We present a brief biography of Dr. Cleide Costa, eminent entomologist from Museu de Zoologia da Universidade de São Paulo (MZUSP). She has been dedicating the last six decades to the study of adults and immatures of Coleoptera. Dr. Costa is the pioneer in collecting and rearing immature beetles in Brazil, being responsible for establishing the most extensive Latin American collection of reared immatures Coleoptera.

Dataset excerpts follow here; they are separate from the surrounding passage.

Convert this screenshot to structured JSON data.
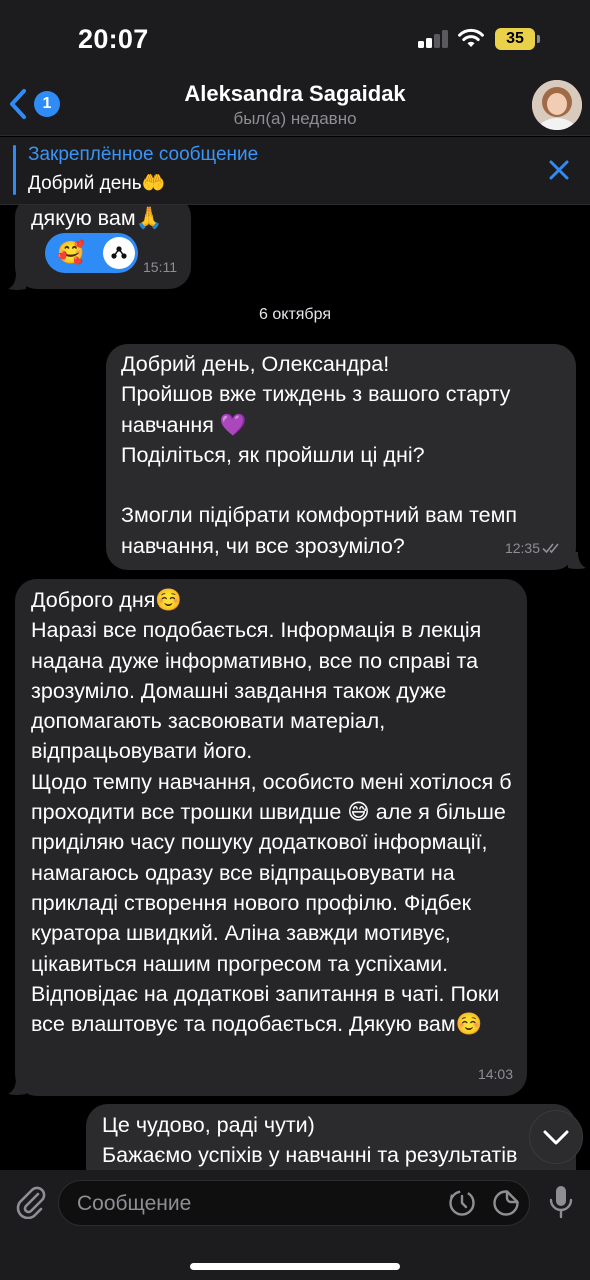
{
  "status_bar": {
    "time": "20:07",
    "battery": "35"
  },
  "header": {
    "back_badge": "1",
    "contact_name": "Aleksandra Sagaidak",
    "contact_status": "был(а) недавно"
  },
  "pinned": {
    "title": "Закреплённое сообщение",
    "text": "Добрий день🤲"
  },
  "messages": [
    {
      "direction": "incoming",
      "text": "дякую вам🙏",
      "time": "15:11",
      "reaction": "🥰"
    },
    {
      "type": "date",
      "text": "6 октября"
    },
    {
      "direction": "outgoing",
      "text": "Добрий день, Олександра!\nПройшов вже тиждень з вашого старту навчання 💜\nПоділіться, як пройшли ці дні?\n\nЗмогли підібрати комфортний вам темп навчання, чи все зрозуміло?",
      "time": "12:35"
    },
    {
      "direction": "incoming",
      "text": "Доброго дня☺️\nНаразі все подобається. Інформація в лекція надана дуже інформативно, все по справі та зрозуміло. Домашні завдання також дуже допомагають засвоювати матеріал, відпрацьовувати його.\nЩодо темпу навчання, особисто мені хотілося б проходити все трошки швидше 😅 але я більше приділяю часу пошуку додаткової інформації, намагаюсь одразу все відпрацьовувати на прикладі створення нового профілю. Фідбек куратора швидкий. Аліна завжди мотивує, цікавиться нашим прогресом та успіхами. Відповідає на додаткові запитання в чаті. Поки все влаштовує та подобається. Дякую вам☺️",
      "time": "14:03"
    },
    {
      "direction": "outgoing",
      "text": "Це чудово, раді чути)\nБажаємо успіхів у навчанні та результатів"
    }
  ],
  "input": {
    "placeholder": "Сообщение"
  },
  "icons": {
    "back": "chevron-left-icon",
    "close": "close-icon",
    "attach": "paperclip-icon",
    "timer": "timer-icon",
    "sticker": "sticker-icon",
    "mic": "microphone-icon",
    "scroll_down": "chevron-down-icon"
  },
  "colors": {
    "accent": "#2f8cf6",
    "bubble_incoming": "#262628",
    "bubble_outgoing": "#2b2b2d",
    "bar_background": "#1c1c1e",
    "battery": "#e9d24a"
  }
}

We discuss central aspects of her personal history, as well as career landmarks and achievements. A compilation of taxa introduced to science by her, taxa named in her honor, and a full list of her scientific, educational and cultural production are provided in chronological order. More than a biographical account, this publication is an acknowledgment of Dr. Cleide Costa's legacy to entomology.